Maria Clara Lucchetti Bingemer
O
prefeito de São Paulo, Bruno Covas, morreu de um câncer agressivo e
doloroso no último mês de maio. O Brasil acompanhou sua luta e sua
coragem, sempre a postos no trabalho, mesmo em tratamento. Acompanhou
igualmente sua agonia desde que deu entrada no hospital, falecendo logo após.
Em todo esse período de dor e esperança até o último minuto, seu filho Tomás,
de 15 anos, esteve junto. Todos pudemos vê-lo sozinho ao lado do caixão
do pai, amparado apenas por uns poucos familiares e assessores do prefeito.
A
Covid-19 fez a dor de Tomás e sua precoce orfandade ainda mais dolorosas.
Não pode haver enterro com muitas pessoas, devido ao risco do contágio. Tomas
não pôde abraçar pessoas que admiravam seu pai e lhe diriam coisas boas sobre
aquela figura essencial que acabara de perder. Impressionou a dignidade
do jovem ao lado do caixão e podemos imaginar quantas perguntas sem respostas
aconteciam em seu interior.
Tomás
Covas amava muito o pai. Em entrevistas após sua morte, testemunhou que
lhe havia dito para ir tranquilo, que descansasse daquela imensa luta contra a
doença incurável que o assediava desde 2019. Certamente guarda de Bruno boas
lembranças, com alegria, presença, proximidade e esperança.
Uma
das mais importantes, segundo seu testemunho, é o jogo de futebol que ambos
foram assistir juntos em janeiro, quatro meses antes da morte do prefeito. Era
o final da Copa Libertadores que aconteceu no Maracanã. Um sonho de ambos
ver essa final juntos. O pai havia acabado uma longa e dolorosa sessão de
quimioterapia e foi licenciado pelos médicos.
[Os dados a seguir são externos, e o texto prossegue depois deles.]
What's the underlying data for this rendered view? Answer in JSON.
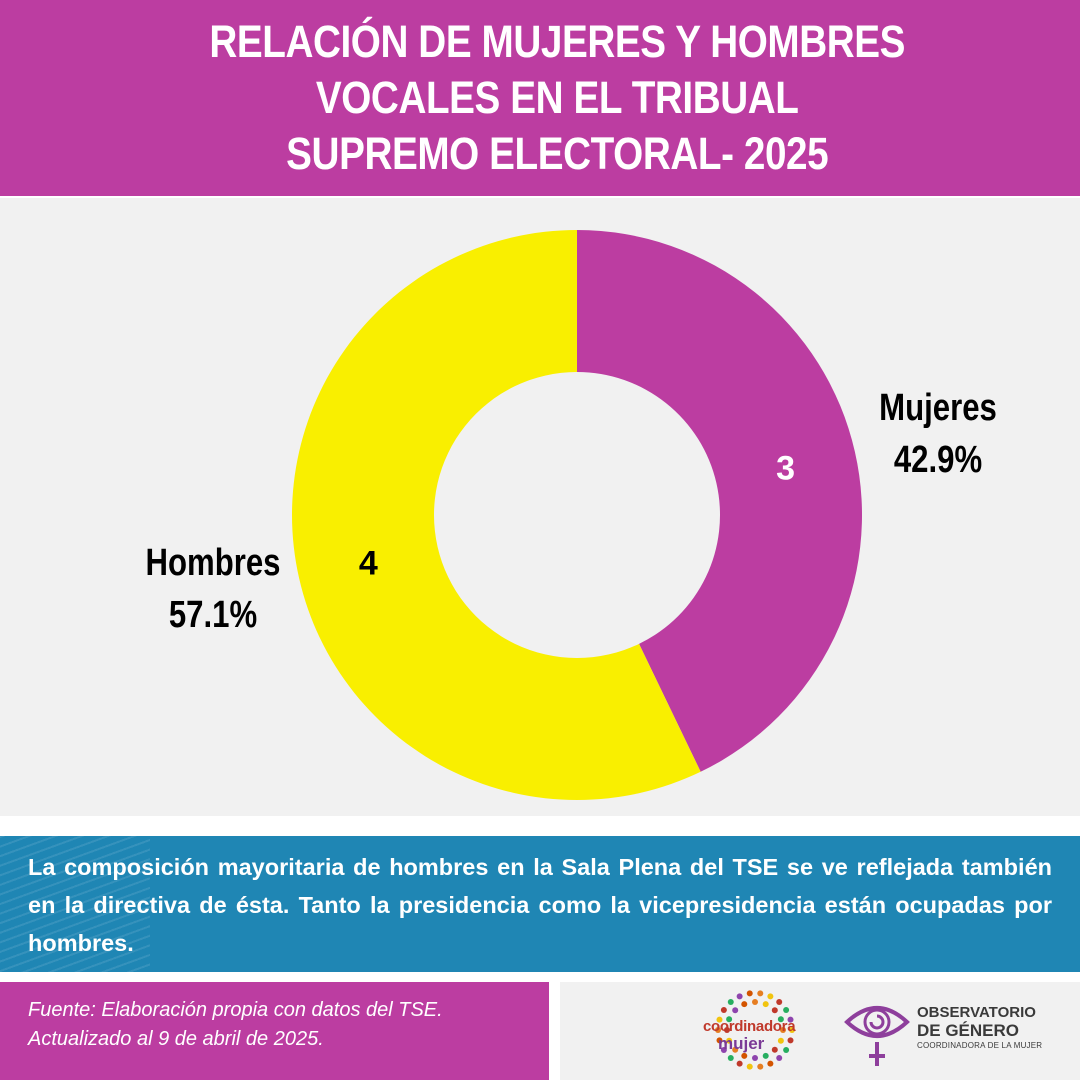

Pediu mais três dias de
licença não remunerada na prefeitura e foi junto com o filho realizar o sonho
de torcer no estádio Mário Filho, o lendário Maracanã.
Recentemente, no entanto, o
presidente resolveu comentar criticamente e com bastante desaire o gesto do
prefeito. Bolsonaro afirmou a apoiadores na porta do Palácio do Planalto,
referindo-se a Covas: “O outro, que morreu, fecha São Paulo e vai assistir à
Palmeiras e Santos no Maracanã”. Referia-se às medidas
restritivas que Bruno Covas tomara para evitar a propagação do coronavírus.
Acusava o prefeito de ser incoerente por ter ido ao Maracanã com o filho.
Diante das declarações do presidente, Tomás não resistiu e pronunciou-se.
Sua fala foi dura e contundente. E a meu ver emocionante. Um filho que
acaba de perder o pai com tenra idade não suportou a crítica injusta e pouco
sensível, mesmo vinda do presidente das República. Acusou o presidente de não
ter sensibilidade por atacar uma pessoa que já não está mais entre nós e,
portanto, não pode se defender. Declarou ter respeitado, juntamente com seu
falecido pai, todos os protocolos na ida ao Maracanã.
Finalmente, definiu as agressões contra seu pai como vazias, ressaltando o
significado que havia tido para pai e filho a última saída de prazer e alegria
que tiveram. Fora para “curtir seus últimos momentos juntos”,
acrescentou. E terminou dizendo que isso era amor, sentimento que o presidente
nunca entenderá.
Tomás, nesse Dia dos Pais, meu pensamento vai para você. Tal como você, fiquei
órfã de pai muito cedo e sei bem a falta que faz a figura paterna na vida de
qualquer pessoa. Partilho sua dor. E ao mesmo tempo me sinto cheia
de admiração por sua firmeza nas declarações e no repúdio a palavras que
atingiram a memória de seu pai. Ele certamente neste momento está muito
orgulhoso de você.
Maria Clara Bingemer, professora do Departamento de Teologia da PUC-Rio,
autora de “Experiência de Deus na Contemporaneidade: entre o viver e o contar”
(Editora Paulinas), entre outros livros.